Donning a white turban and flowing gown for a TV appearance, Bashir looked as relaxed as if he had overturned the warrant for his arrest issued by the International Criminal Court on charges of genocide and crimes against humanity in Darfur.
But his electoral triumph will not banish his problems. The war crimes charges remain, and he must now contend allegations of rigging the elections and the possible disintegration of the Sudan.
“We will go to court. If the judges do not rule in our favour, we will employ other alternatives to address the election problems,” warned renowned Islamist leader Hassan al-Turabi, who heads the Popular Congress Party on Apr.18. He did not elaborate.

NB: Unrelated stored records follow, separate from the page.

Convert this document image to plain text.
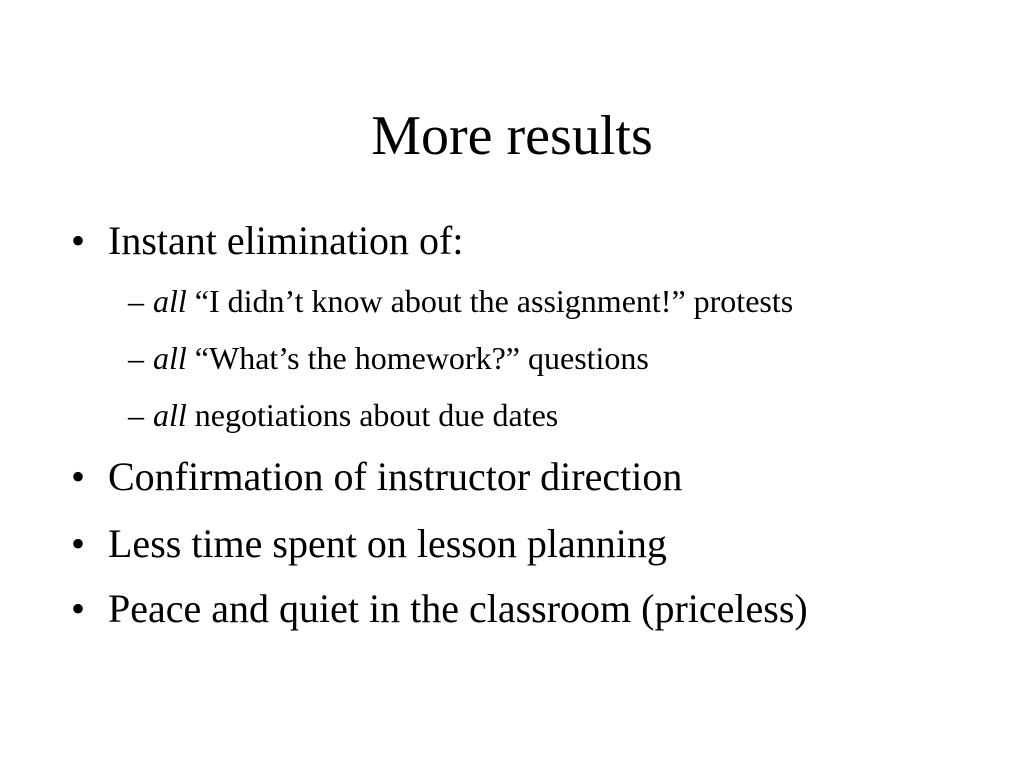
More results
• Instant elimination of:
– all “I didn’t know about the assignment!” protests
– all “What’s the homework?” questions
– all negotiations about due dates
• Confirmation of instructor direction
• Less time spent on lesson planning
• Peace and quiet in the classroom (priceless)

Other opposition political parties have expressed mixed reactions to the outcome of the elections.
Many of them have accused the United States and other external actors of imposing the country’s two dominant parties – the National Congress Party (NCP) in the north and the SPLM in the south – on the Sudan. The party of the former Prime Minister Sadiq al Mahdi, who was toppled by Bashir in 1989 claims the United States’ preoccupation is to pave the way for the breakup of the country.
Southerners will hold a referendum in January 2011 to decide on whether to establish their own state or remain part of the Sudan.
The majority of international observers have criticised the elections as failing to meet international standards while recognising their largely peaceful conduct as an important achievement.
There were widespread reports of problems with ballot papers, candidates appearing on papers in more than one constitutency; voters being unable to find their names on lists and election observers in at least one case being denied entry to voting centres. Voting was extended by two days in recognition of the impact of these problems.
“We cannot say that the Sudanese elections have met international standards, but that does not reduce what has happened, which is an important transition,” Salah Halima, the head of the Arab League mission, said in a statement after the voting exercise.
The African Union was, typically, more generous. “What happened in Sudan was a historical event and a great achievement for Sudanese people,” said Kunle Adeyemi, a spokesperson of the AU observer mission in Sudan chaired by John Kufuor, the former president of Ghana.
“Looking into the fact this is a country that had not had a multi-party election for almost a generation… to say they are free and fair, to the best of our knowledge we have no reason to think the contrary,” Adeyemi added.
In the South, the SPLM took steps to ensure women filled a 25 percent quota of representation at all levels of government. Nyandeng Malek won the governorship of Warrap State where SPLM head Kiir comes from.
An unexpected loser was Jemma Nunu Kumba, the governor of Western Equatoria state, on the border with the Democratic Republic of Congo (DRC) and the Central African Republic (CAR).
Kumba is known for her determination to drive Ugandan rebels of the Lord’s Resistance Army (LRA) out of bases they established in South Sudan. Although president Kiir personally campaigned for her, she was defeated by an independent candidate, Colonel Joseph Bokosoro.
All eyes are now focused on the referendum which is scheduled for January 2011.